The European Union (EU) has written to Microsoft to state its anti-competition concerns about the US giant's new operating system.
Neelie Kroes wants more information from Microsoft
EU Competition Commissioner Neelie Kroes is worried that the forthcoming Windows Vista system will not offer customers a real software choice.
Yet the letter does not mean the start of a formal inquiry, and Ms Kroes is responding to a query from Microsoft.
Microsoft had asked EU regulators to set out any Vista concerns it may have.
"We're concerned about the possibility that the next Vista operating system will include various elements which are currently available separately either from Microsoft or other companies," said EU competition spokesman Jonathan Todd.
Microsoft has delayed the main Vista launch until next year
He added that Ms Kroes and her department were highlighting Vista's integrated internet search, digital rights management and documents software as key areas of concern.
"We assume that Microsoft has its own interests at heart," said Mr Todd.
"It wants to launch another product without having to worry about the Commission instituting various actions under anti-trust law."

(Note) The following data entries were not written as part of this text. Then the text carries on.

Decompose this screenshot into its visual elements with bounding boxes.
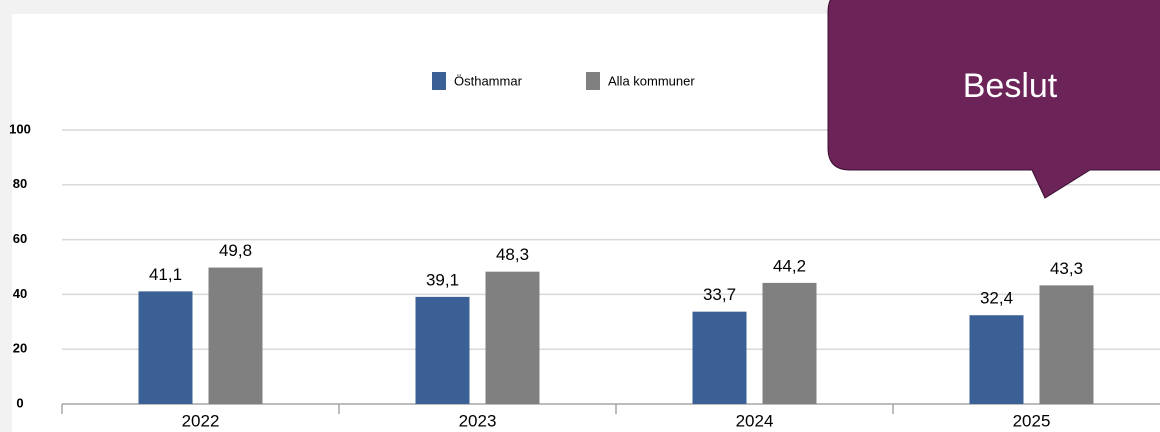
bar <box>969 315 1024 404</box>
x-tick-label: 2024 <box>736 411 774 430</box>
value-label: 48,3 <box>496 245 529 264</box>
legend-swatch <box>586 72 600 90</box>
value-label: 43,3 <box>1050 259 1083 278</box>
bar <box>138 291 193 404</box>
x-tick-label: 2023 <box>459 411 497 430</box>
legend-label: Alla kommuner <box>608 73 695 88</box>
value-label: 44,2 <box>773 256 806 275</box>
value-label: 49,8 <box>219 241 252 260</box>
bar <box>415 296 470 404</box>
y-tick-label: 60 <box>13 231 27 246</box>
x-tick-label: 2022 <box>182 411 220 430</box>
bar <box>485 271 540 404</box>
bar <box>1039 285 1094 404</box>
bar <box>208 267 263 404</box>
value-label: 41,1 <box>149 265 182 284</box>
x-tick-label: 2025 <box>1013 411 1051 430</box>
y-tick-label: 20 <box>13 341 27 356</box>
y-tick-label: 80 <box>13 176 27 191</box>
value-label: 39,1 <box>426 270 459 289</box>
callout-text: Beslut <box>963 67 1058 105</box>
legend-swatch <box>432 72 446 90</box>
value-label: 33,7 <box>703 285 736 304</box>
bar <box>762 282 817 404</box>
value-label: 32,4 <box>980 289 1013 308</box>
y-tick-label: 0 <box>16 395 23 410</box>
callout-shape <box>827 0 1160 199</box>
legend-label: Östhammar <box>454 73 523 88</box>
bar <box>692 311 747 404</box>
y-tick-label: 40 <box>13 286 27 301</box>
y-tick-label: 100 <box>9 121 31 136</box>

The EU's look at Vista is entirely separate from its continuing legal dispute with Microsoft over Brussels' 2004 anti-competition ruling against the US giant.
Brussels has since accused Microsoft of dragging its feet over implementing its call for the firm to open up its software systems to rivals - something Microsoft denies.
Delays mean the launch of the main consumer version of Vista will not now take place until early next year.